Las Vegas NASCAR Fight Under Review

No Las Vegas fight penalties are expected to be issued by NASCAR

Steve O’Donnell, NASCAR Executive Vice President and Chief Racing Development Officer talked about possible Las Vegas fight penalties this morning.

The NASCAR executive stated officials were continuing to review the Kyle Busch v. Joey Logano fight video. However, about the tempers flared at Las Vegas Motor Speedway, the sanctioning body is inclined “not to react” pending further tape review.

Kyle Busch vs Joey Logano Fight at Las Vegas Motor Speedway
(Photo by Sean Gardner/Getty Images)

O’Donnell’s remarks came Monday morning in a guest appearance on SiriusXM NASCAR Radio’s “Morning Drive” program.

“It’s certainly under review,” O’Donnell said.

He continued, “We have to take everything, make sure we look at all the video, but just from our in assessment last night, as far as on-track I don’t think we saw anything that was intentional by any means. We have to have discussions with both drivers. I think our intention would be not to react unless we see something we haven’t seen yet.”

Kyle Busch body slammed Joey Logano on corner entry. Joey Logano drove up the track, with an out of control machine ‘mostly’ due to corner entry contact. That resulted in contact with Kyle on corner exit. That’s what caused the whole pit road incident.

Joey Logano has a case that the corner exit contact was unintentional, a small one. A brake pedal could have avoided that contact.
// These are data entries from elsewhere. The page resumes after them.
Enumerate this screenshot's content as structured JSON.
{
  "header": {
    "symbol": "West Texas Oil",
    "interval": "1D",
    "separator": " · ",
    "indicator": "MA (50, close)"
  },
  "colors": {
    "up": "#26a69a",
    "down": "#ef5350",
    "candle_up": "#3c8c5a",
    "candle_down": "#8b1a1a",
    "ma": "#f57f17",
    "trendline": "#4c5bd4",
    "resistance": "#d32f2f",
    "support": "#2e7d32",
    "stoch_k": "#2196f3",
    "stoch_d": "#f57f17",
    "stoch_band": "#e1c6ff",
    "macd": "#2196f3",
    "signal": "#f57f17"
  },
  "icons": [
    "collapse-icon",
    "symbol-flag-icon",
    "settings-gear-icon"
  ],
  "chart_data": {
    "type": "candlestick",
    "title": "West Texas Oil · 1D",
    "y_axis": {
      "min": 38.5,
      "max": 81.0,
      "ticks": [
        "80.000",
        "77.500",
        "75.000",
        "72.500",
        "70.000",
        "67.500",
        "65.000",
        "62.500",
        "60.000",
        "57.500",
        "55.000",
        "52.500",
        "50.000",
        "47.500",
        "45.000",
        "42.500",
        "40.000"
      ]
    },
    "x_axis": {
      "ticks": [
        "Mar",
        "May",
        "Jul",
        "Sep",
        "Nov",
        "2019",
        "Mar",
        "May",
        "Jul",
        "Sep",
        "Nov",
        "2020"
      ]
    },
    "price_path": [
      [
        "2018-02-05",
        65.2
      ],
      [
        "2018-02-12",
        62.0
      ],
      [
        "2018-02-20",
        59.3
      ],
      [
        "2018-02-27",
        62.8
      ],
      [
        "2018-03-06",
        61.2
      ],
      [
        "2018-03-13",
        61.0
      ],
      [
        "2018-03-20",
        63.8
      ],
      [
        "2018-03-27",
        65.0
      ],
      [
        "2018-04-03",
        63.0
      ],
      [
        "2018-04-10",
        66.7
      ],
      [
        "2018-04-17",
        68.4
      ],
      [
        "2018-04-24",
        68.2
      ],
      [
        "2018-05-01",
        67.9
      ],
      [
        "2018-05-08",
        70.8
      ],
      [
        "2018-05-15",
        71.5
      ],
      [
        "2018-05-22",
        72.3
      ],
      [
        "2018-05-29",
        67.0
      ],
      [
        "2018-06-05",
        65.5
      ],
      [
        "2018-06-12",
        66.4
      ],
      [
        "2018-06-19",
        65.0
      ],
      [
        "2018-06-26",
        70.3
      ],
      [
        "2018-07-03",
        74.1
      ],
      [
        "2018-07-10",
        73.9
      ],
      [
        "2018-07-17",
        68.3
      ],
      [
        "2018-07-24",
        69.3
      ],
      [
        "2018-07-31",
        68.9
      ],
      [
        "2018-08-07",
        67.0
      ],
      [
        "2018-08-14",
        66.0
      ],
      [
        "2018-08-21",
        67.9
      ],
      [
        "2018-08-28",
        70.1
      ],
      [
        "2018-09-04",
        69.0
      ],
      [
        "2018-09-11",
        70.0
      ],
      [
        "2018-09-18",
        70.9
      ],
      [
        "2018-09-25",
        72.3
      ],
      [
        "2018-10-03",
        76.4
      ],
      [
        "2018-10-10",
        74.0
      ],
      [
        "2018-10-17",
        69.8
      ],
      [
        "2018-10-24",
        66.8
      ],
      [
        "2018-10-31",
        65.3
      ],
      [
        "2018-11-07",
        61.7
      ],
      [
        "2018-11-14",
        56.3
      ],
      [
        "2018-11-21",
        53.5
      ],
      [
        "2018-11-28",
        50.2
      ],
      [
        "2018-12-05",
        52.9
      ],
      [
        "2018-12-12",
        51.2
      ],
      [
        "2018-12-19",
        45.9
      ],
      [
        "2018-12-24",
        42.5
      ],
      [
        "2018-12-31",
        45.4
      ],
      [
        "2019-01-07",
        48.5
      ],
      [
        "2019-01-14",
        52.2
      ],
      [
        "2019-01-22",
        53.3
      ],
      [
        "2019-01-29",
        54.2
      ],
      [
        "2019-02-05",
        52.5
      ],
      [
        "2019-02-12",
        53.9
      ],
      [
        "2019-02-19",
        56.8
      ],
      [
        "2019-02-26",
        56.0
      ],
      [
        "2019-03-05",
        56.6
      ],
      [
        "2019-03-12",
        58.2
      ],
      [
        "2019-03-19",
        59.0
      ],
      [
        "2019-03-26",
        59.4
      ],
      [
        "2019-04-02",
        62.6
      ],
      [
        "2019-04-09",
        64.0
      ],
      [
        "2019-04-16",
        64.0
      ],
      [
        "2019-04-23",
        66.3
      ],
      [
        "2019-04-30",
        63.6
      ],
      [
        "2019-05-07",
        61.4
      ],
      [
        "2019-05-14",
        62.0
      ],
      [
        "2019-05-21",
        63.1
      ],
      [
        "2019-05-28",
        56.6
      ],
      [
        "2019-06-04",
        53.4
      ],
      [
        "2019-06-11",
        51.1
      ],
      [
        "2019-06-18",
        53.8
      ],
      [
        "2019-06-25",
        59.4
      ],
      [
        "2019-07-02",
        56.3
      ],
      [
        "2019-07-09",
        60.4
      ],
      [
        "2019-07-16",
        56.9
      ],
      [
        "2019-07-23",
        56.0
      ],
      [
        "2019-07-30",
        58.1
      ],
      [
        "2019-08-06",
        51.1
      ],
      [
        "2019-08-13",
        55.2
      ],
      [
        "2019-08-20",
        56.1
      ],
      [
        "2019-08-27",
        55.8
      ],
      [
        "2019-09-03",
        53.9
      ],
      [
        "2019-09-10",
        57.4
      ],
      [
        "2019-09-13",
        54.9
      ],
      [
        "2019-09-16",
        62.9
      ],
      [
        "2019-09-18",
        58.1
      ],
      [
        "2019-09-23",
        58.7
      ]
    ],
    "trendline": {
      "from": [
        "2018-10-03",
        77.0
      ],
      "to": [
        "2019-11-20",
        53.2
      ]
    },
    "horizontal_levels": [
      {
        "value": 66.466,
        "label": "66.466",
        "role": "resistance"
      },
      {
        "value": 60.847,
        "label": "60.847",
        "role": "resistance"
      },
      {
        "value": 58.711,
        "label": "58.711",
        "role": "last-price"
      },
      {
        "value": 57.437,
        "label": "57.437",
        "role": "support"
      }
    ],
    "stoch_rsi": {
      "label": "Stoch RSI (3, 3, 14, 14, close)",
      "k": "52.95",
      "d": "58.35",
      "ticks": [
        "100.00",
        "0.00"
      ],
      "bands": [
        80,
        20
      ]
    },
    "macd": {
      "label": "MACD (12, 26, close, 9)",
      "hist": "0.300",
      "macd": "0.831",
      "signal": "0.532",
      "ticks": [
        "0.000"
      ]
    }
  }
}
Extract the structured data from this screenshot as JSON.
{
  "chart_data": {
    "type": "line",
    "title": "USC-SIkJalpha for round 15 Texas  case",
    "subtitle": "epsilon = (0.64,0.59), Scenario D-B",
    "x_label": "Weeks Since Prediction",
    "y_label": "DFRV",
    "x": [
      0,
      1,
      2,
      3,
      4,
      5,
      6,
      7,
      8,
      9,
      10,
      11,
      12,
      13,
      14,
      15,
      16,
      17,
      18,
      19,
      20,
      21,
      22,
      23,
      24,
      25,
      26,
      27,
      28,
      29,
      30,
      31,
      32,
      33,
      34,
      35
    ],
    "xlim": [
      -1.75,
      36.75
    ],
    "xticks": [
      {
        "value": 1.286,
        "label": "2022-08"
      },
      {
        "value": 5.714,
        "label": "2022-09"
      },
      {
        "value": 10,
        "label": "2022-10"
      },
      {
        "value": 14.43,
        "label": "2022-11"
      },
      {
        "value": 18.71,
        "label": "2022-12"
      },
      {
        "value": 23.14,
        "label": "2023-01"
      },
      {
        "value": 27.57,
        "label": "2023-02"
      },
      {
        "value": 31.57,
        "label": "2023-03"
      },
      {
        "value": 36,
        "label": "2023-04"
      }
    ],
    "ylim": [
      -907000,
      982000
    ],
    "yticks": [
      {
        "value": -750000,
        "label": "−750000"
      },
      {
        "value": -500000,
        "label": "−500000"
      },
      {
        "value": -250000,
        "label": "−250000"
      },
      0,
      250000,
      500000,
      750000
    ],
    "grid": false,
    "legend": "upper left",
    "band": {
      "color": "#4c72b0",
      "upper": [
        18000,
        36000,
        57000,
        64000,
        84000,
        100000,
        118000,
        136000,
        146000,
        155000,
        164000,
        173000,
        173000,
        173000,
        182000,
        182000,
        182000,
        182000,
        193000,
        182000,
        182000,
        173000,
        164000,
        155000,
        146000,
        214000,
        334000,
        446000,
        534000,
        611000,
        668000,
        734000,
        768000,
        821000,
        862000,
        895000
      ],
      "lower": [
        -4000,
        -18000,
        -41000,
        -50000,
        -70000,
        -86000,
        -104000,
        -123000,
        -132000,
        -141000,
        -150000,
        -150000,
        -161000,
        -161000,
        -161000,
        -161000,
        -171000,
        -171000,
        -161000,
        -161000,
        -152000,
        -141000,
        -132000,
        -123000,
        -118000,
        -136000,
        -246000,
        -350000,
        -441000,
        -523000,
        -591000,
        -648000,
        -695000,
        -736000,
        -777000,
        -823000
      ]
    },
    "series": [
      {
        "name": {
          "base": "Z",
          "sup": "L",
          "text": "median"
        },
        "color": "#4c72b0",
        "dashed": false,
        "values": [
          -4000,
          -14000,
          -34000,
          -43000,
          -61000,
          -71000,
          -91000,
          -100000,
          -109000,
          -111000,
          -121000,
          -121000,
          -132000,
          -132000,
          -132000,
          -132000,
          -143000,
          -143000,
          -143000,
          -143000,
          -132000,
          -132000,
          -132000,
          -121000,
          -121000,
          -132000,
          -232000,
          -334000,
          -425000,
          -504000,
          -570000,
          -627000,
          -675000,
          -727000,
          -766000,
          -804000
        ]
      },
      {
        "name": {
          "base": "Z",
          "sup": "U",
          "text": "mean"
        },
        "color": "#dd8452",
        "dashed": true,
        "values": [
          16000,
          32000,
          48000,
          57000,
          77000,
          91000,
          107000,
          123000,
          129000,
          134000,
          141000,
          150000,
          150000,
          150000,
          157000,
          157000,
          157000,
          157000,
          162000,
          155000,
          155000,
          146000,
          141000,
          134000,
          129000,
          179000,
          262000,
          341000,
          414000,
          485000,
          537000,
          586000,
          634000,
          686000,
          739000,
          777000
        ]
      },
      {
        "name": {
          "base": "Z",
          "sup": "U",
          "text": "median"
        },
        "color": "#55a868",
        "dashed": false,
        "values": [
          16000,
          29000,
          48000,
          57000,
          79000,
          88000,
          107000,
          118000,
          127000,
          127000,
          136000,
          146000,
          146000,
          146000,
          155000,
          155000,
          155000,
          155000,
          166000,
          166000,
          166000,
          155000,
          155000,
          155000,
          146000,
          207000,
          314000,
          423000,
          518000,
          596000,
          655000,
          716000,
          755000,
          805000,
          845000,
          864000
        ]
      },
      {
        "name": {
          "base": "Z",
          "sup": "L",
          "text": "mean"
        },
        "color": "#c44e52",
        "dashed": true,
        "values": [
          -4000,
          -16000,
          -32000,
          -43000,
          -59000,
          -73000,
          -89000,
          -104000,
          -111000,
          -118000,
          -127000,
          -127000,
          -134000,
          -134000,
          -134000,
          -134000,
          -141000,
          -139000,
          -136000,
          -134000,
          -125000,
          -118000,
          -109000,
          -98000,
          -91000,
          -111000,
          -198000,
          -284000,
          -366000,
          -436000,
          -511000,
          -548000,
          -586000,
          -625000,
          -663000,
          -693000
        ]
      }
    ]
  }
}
But at the same time, it’s the last lap, so what brake pedal? Joey Logano stated on twitter, “We about crashed and I was trying to save it. Nothing intentional on my end. Had another fast Ford all day. Proud of this 22 team.”

Immediately after the pit road incident. The Team Penske crew requested a meeting with NASCAR. In cases like this, it’s usually NASCAR calling teams to the hauler.

“It’s an emotional sport,” O’Donnell added, “and I think it shows exactly how much every position on the track means.”

NASCAR CEO Brian France says, “You gotta expect that.” He explained the amount of pressure on these drivers who compete at the highest level of stock car racing. So, he isn’t surprised when emotions run high and things boil over.

“What our position has been is that we want to leave it in the drivers’ hands,” O’Donnell said. Continuing on that point, “What we don’t want to see — and the drivers have asked for this, which is very fair — is a crew member initially approaching a driver or initiating some type of altercation with a driver. The early review of this is, this was two drivers with crew members kind of stepping back. Once something happens, a crew is taught, which I think is right, that if someone comes up in your pit box and attacks your guy, you have the right to try and break that up or bring it to a stop. I think that was the initial review that we saw.”